Enxergava-se um fim, do nada, apagaram-se as luzes que iluminavam alma, ser e palco. Acabaram todos os ensaios, as quedas bruscas e recomeços doídos. Era o fim, não que eu possa dizer muito, eu estava meio embriagada de solidão, mas não negava outra dose de tortura por ser deixada para trás, virava de vez, como se fosse água, e foi aí, que as luzes findaram. As pessoas se foram, e eu sobrei, sentada ali comigo mesma, pensando o que havia feito pra tamanha confusão, bem, não sei, mas era inegável que todo o espetáculo havia perdido cor e sentido. E toda aquela roupa vermelha que gritava paixão e vibrava o sangue, tornou-se cinza como um dia nublado em pleno verão. E eu?

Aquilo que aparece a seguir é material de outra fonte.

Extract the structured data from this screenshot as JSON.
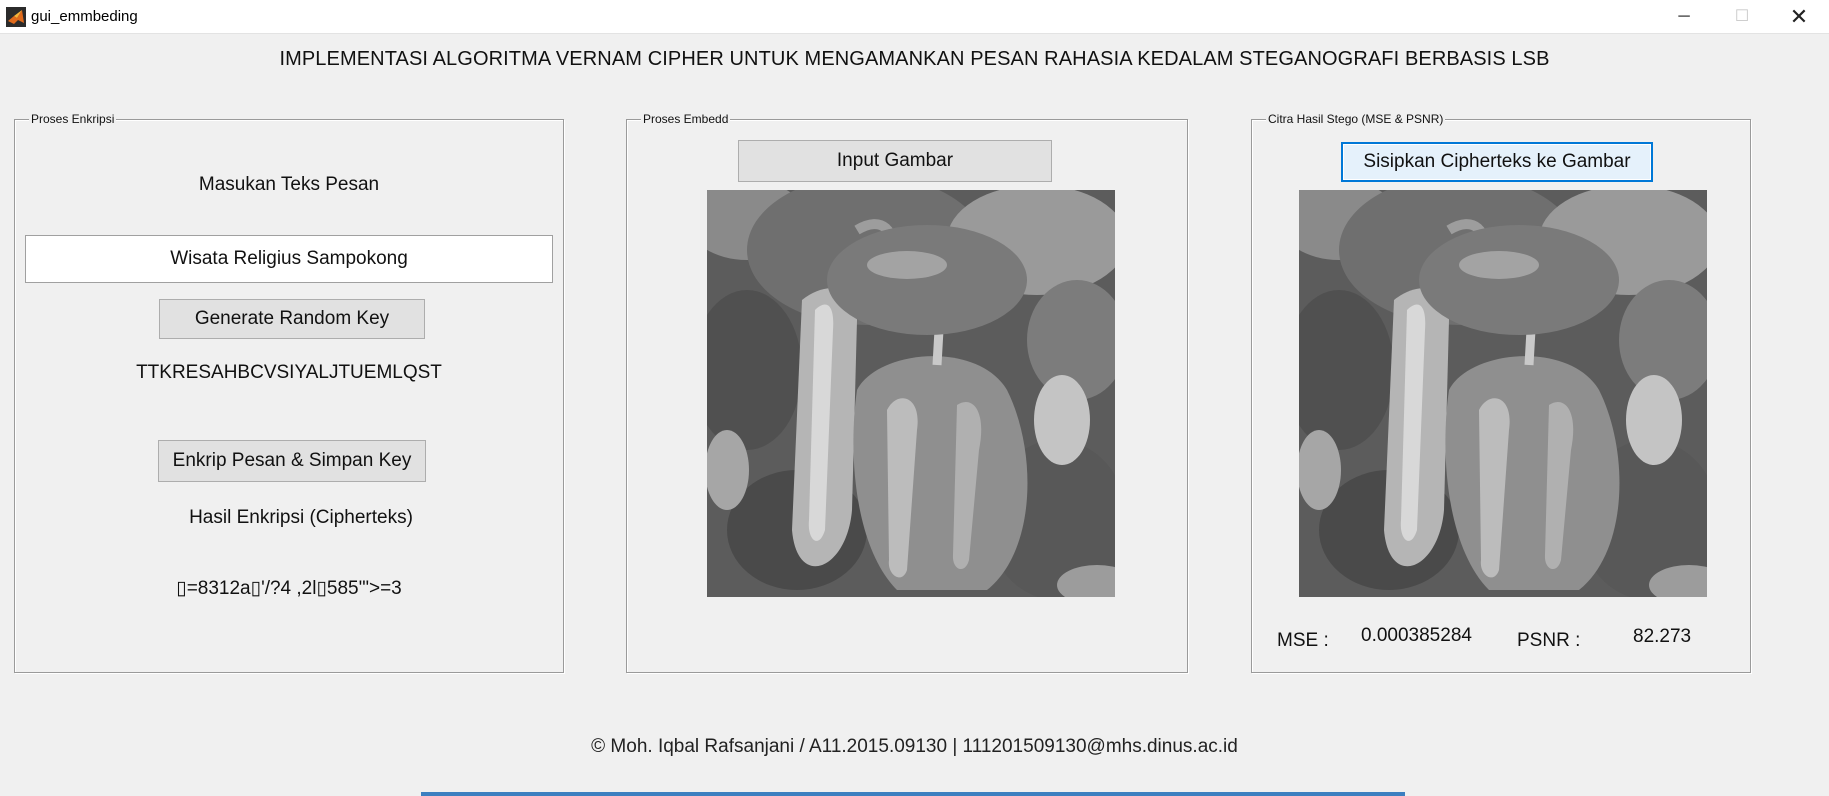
{
  "window": {
    "title": "gui_emmbeding",
    "minimize_glyph": "─",
    "maximize_glyph": "☐",
    "close_glyph": "✕",
    "app_icon": "matlab-icon"
  },
  "heading": "IMPLEMENTASI ALGORITMA VERNAM CIPHER UNTUK MENGAMANKAN PESAN RAHASIA KEDALAM STEGANOGRAFI BERBASIS LSB",
  "encrypt_panel": {
    "legend": "Proses Enkripsi",
    "message_label": "Masukan Teks Pesan",
    "message_value": "Wisata Religius Sampokong",
    "generate_button": "Generate Random Key",
    "key_value": "TTKRESAHBCVSIYALJTUEMLQST",
    "encrypt_button": "Enkrip Pesan & Simpan Key",
    "result_label": "Hasil Enkripsi (Cipherteks)",
    "ciphertext": "▯=8312a▯'/?4 ,2l▯585'\">=3"
  },
  "embed_panel": {
    "legend": "Proses Embedd",
    "input_button": "Input Gambar",
    "image_name": "peppers-grayscale-image"
  },
  "stego_panel": {
    "legend": "Citra Hasil Stego (MSE & PSNR)",
    "embed_button": "Sisipkan Cipherteks ke Gambar",
    "image_name": "peppers-grayscale-image",
    "mse_label": "MSE :",
    "mse_value": "0.000385284",
    "psnr_label": "PSNR :",
    "psnr_value": "82.273"
  },
  "footer": "© Moh. Iqbal Rafsanjani / A11.2015.09130  | 111201509130@mhs.dinus.ac.id",
  "colors": {
    "background": "#f0f0f0",
    "focus_border": "#0078d7",
    "taskbar_accent": "#3c7fc0"
  }
}
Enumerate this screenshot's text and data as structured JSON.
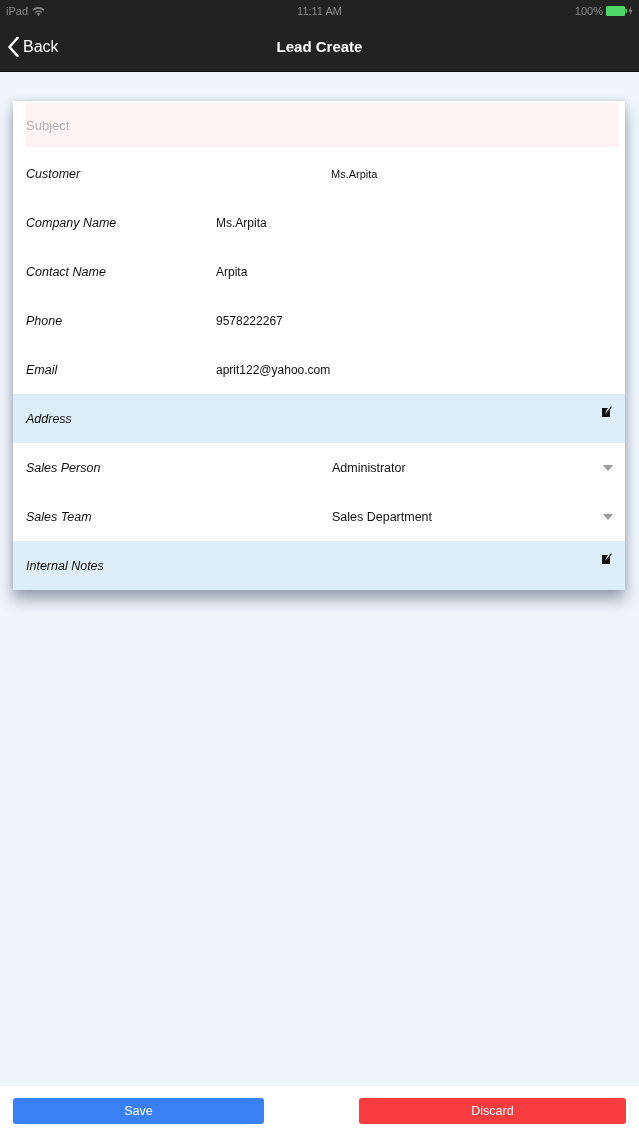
{
  "status_bar": {
    "device": "iPad",
    "time": "11:11 AM",
    "battery": "100%"
  },
  "nav_bar": {
    "back": "Back",
    "title": "Lead Create"
  },
  "subject": {
    "placeholder": "Subject"
  },
  "fields": [
    {
      "kind": "relation",
      "label": "Customer",
      "value": "Ms.Arpita"
    },
    {
      "kind": "text",
      "label": "Company Name",
      "value": "Ms.Arpita"
    },
    {
      "kind": "text",
      "label": "Contact Name",
      "value": "Arpita"
    },
    {
      "kind": "text",
      "label": "Phone",
      "value": "9578222267"
    },
    {
      "kind": "text",
      "label": "Email",
      "value": "aprit122@yahoo.com"
    },
    {
      "kind": "note",
      "label": "Address"
    },
    {
      "kind": "select",
      "label": "Sales Person",
      "value": "Administrator"
    },
    {
      "kind": "select",
      "label": "Sales Team",
      "value": "Sales Department"
    },
    {
      "kind": "note",
      "label": "Internal Notes"
    }
  ],
  "buttons": [
    {
      "kind": "save",
      "label": "Save"
    },
    {
      "kind": "discard",
      "label": "Discard"
    }
  ]
}
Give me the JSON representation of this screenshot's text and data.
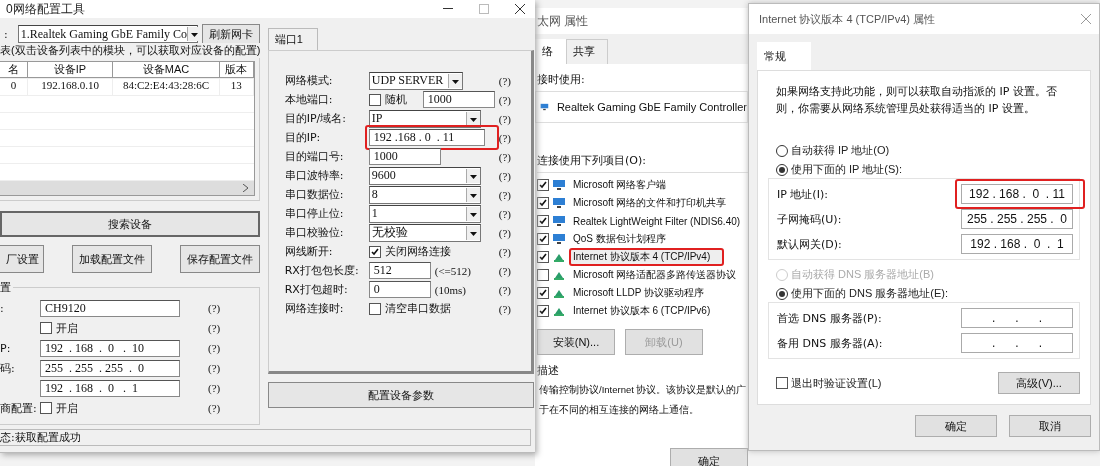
{
  "config_tool": {
    "title": "0网络配置工具",
    "adapter_label": ":",
    "adapter": "1.Realtek Gaming GbE Family Co",
    "refresh_button": "刷新网卡",
    "device_list": {
      "title": "表(双击设备列表中的模块，可以获取对应设备的配置)",
      "columns": [
        "名",
        "设备IP",
        "设备MAC",
        "版本"
      ],
      "rows": [
        {
          "cells": [
            "0",
            "192.168.0.10",
            "84:C2:E4:43:28:6C",
            "13"
          ]
        }
      ]
    },
    "search_button": "搜索设备",
    "buttons": [
      "厂设置",
      "加载配置文件",
      "保存配置文件"
    ],
    "config_group": {
      "title": "置",
      "rows": [
        {
          "kind": "text",
          "label": ":",
          "value": "CH9120",
          "help": "(?)"
        },
        {
          "kind": "checkbox",
          "text": "开启",
          "checked": false,
          "help": "(?)"
        },
        {
          "kind": "ip",
          "label": "P:",
          "value": "192  . 168  .  0   .  10",
          "help": "(?)"
        },
        {
          "kind": "ip",
          "label": "码:",
          "value": "255  . 255  . 255  .  0",
          "help": "(?)"
        },
        {
          "kind": "ip",
          "value": "192  . 168  .  0   .  1",
          "help": "(?)"
        },
        {
          "kind": "checkbox",
          "label": "商配置:",
          "text": "开启",
          "checked": false,
          "help": "(?)"
        }
      ]
    },
    "status": "态:获取配置成功",
    "port_tab": "端口1",
    "port_rows": [
      {
        "kind": "select",
        "label": "网络模式:",
        "value": "UDP SERVER",
        "help": "(?)",
        "highlighted": false
      },
      {
        "kind": "check_input",
        "label": "本地端口:",
        "text": "随机",
        "checked": false,
        "value": "1000",
        "help": "(?)",
        "highlighted": false
      },
      {
        "kind": "select",
        "label": "目的IP/域名:",
        "value": "IP",
        "help": "(?)",
        "highlighted": false
      },
      {
        "kind": "ip",
        "label": "目的IP:",
        "value": "192 .168 . 0  . 11",
        "help": "(?)",
        "highlighted": true
      },
      {
        "kind": "text",
        "label": "目的端口号:",
        "value": "1000",
        "help": "(?)",
        "highlighted": false
      },
      {
        "kind": "select",
        "label": "串口波特率:",
        "value": "9600",
        "help": "(?)",
        "highlighted": false
      },
      {
        "kind": "select",
        "label": "串口数据位:",
        "value": "8",
        "help": "(?)",
        "highlighted": false
      },
      {
        "kind": "select",
        "label": "串口停止位:",
        "value": "1",
        "help": "(?)",
        "highlighted": false
      },
      {
        "kind": "select",
        "label": "串口校验位:",
        "value": "无校验",
        "help": "(?)",
        "highlighted": false
      },
      {
        "kind": "checkbox",
        "label": "网线断开:",
        "text": "关闭网络连接",
        "checked": true,
        "help": "(?)",
        "highlighted": false
      },
      {
        "kind": "input_unit",
        "label": "RX打包包长度:",
        "value": "512",
        "unit": "(<=512)",
        "help": "(?)",
        "highlighted": false
      },
      {
        "kind": "input_unit",
        "label": "RX打包超时:",
        "value": "0",
        "unit": "(10ms)",
        "help": "(?)",
        "highlighted": false
      },
      {
        "kind": "checkbox",
        "label": "网络连接时:",
        "text": "清空串口数据",
        "checked": false,
        "help": "(?)",
        "highlighted": false
      }
    ],
    "configure_button": "配置设备参数"
  },
  "ethernet_props": {
    "title": "太网 属性",
    "tabs": [
      {
        "label": "络",
        "selected": true
      },
      {
        "label": "共享",
        "selected": false
      }
    ],
    "connect_using_label": "接时使用:",
    "adapter": "Realtek Gaming GbE Family Controller",
    "items_label": "连接使用下列项目(O):",
    "items": [
      {
        "label": "Microsoft 网络客户端",
        "checked": true,
        "kind": "network",
        "highlighted": false
      },
      {
        "label": "Microsoft 网络的文件和打印机共享",
        "checked": true,
        "kind": "network",
        "highlighted": false
      },
      {
        "label": "Realtek LightWeight Filter (NDIS6.40)",
        "checked": true,
        "kind": "network",
        "highlighted": false
      },
      {
        "label": "QoS 数据包计划程序",
        "checked": true,
        "kind": "network",
        "highlighted": false
      },
      {
        "label": "Internet 协议版本 4 (TCP/IPv4)",
        "checked": true,
        "kind": "protocol",
        "highlighted": true
      },
      {
        "label": "Microsoft 网络适配器多路传送器协议",
        "checked": false,
        "kind": "protocol",
        "highlighted": false
      },
      {
        "label": "Microsoft LLDP 协议驱动程序",
        "checked": true,
        "kind": "protocol",
        "highlighted": false
      },
      {
        "label": "Internet 协议版本 6 (TCP/IPv6)",
        "checked": true,
        "kind": "protocol",
        "highlighted": false
      }
    ],
    "buttons": [
      {
        "label": "安装(N)...",
        "disabled": false
      },
      {
        "label": "卸载(U)",
        "disabled": true
      }
    ],
    "description_title": "描述",
    "description": [
      "传输控制协议/Internet 协议。该协议是默认的广",
      "于在不同的相互连接的网络上通信。"
    ],
    "ok_button": "确定"
  },
  "ipv4_props": {
    "title": "Internet 协议版本 4 (TCP/IPv4) 属性",
    "tabs": [
      {
        "label": "常规",
        "selected": true
      }
    ],
    "intro": "如果网络支持此功能，则可以获取自动指派的 IP 设置。否则，你需要从网络系统管理员处获得适当的 IP 设置。",
    "ip_options": [
      {
        "label": "自动获得 IP 地址(O)",
        "selected": false,
        "disabled": false
      },
      {
        "label": "使用下面的 IP 地址(S):",
        "selected": true,
        "disabled": false
      }
    ],
    "ip_fields": [
      {
        "label": "IP 地址(I):",
        "value": "192 . 168 .  0  . 11",
        "highlighted": true
      },
      {
        "label": "子网掩码(U):",
        "value": "255 . 255 . 255 .  0",
        "highlighted": false
      },
      {
        "label": "默认网关(D):",
        "value": "192 . 168 .  0  .  1",
        "highlighted": false
      }
    ],
    "dns_options": [
      {
        "label": "自动获得 DNS 服务器地址(B)",
        "selected": false,
        "disabled": true
      },
      {
        "label": "使用下面的 DNS 服务器地址(E):",
        "selected": true,
        "disabled": false
      }
    ],
    "dns_fields": [
      {
        "label": "首选 DNS 服务器(P):",
        "value": ".      .      .",
        "highlighted": false
      },
      {
        "label": "备用 DNS 服务器(A):",
        "value": ".      .      .",
        "highlighted": false
      }
    ],
    "validate": {
      "label": "退出时验证设置(L)",
      "checked": false
    },
    "advanced_button": "高级(V)...",
    "buttons": [
      "确定",
      "取消"
    ]
  }
}
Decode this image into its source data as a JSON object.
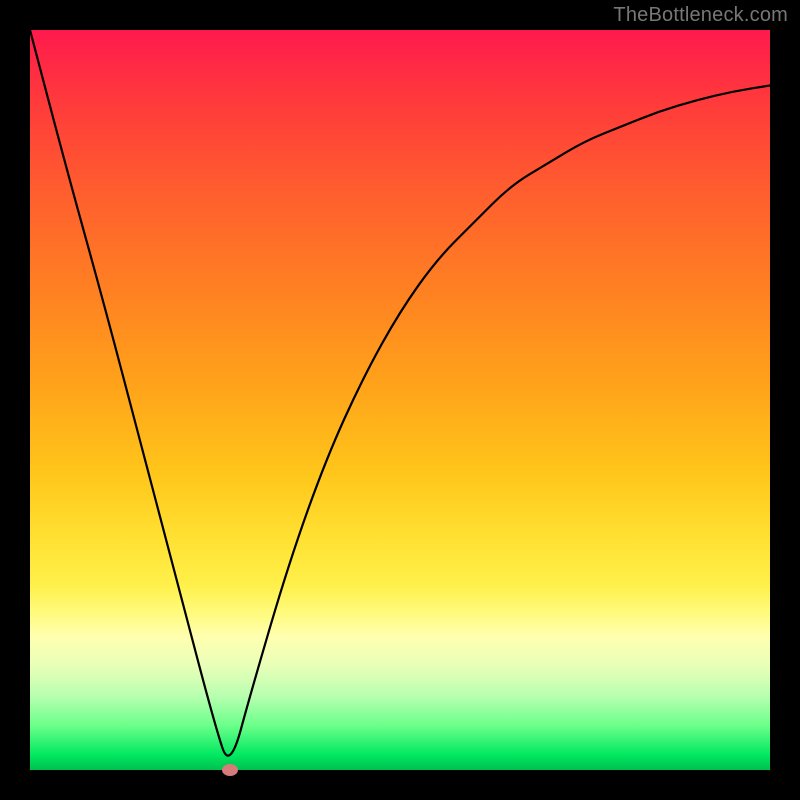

Ah, bom, eu não soube reagir aquilo tudo, fui surpreendida pelo adeus, justo quando precisava que todos ficassem, e me olhassem, sentissem, observassem, me lessem, e ah! Chega! Eu o aceito, mas não estou preparada pra o fim do show, essa é a hora, que pego a solidão pelo braço e digo como se não estivesse me machucando, "topa essa música?" E danço rodopiando pra lá e pra cá, aos poucos vou ficando tonta, tudo vai girando, e eu vou caindo delicadamente até o show acabar. Eu danço com a minha dor e aceito a culpa em minhas costas, pois a plateia não paga pelos sentimentos, paga pelo espetáculo. Já era tempo, mas eu sempre odiei os fins.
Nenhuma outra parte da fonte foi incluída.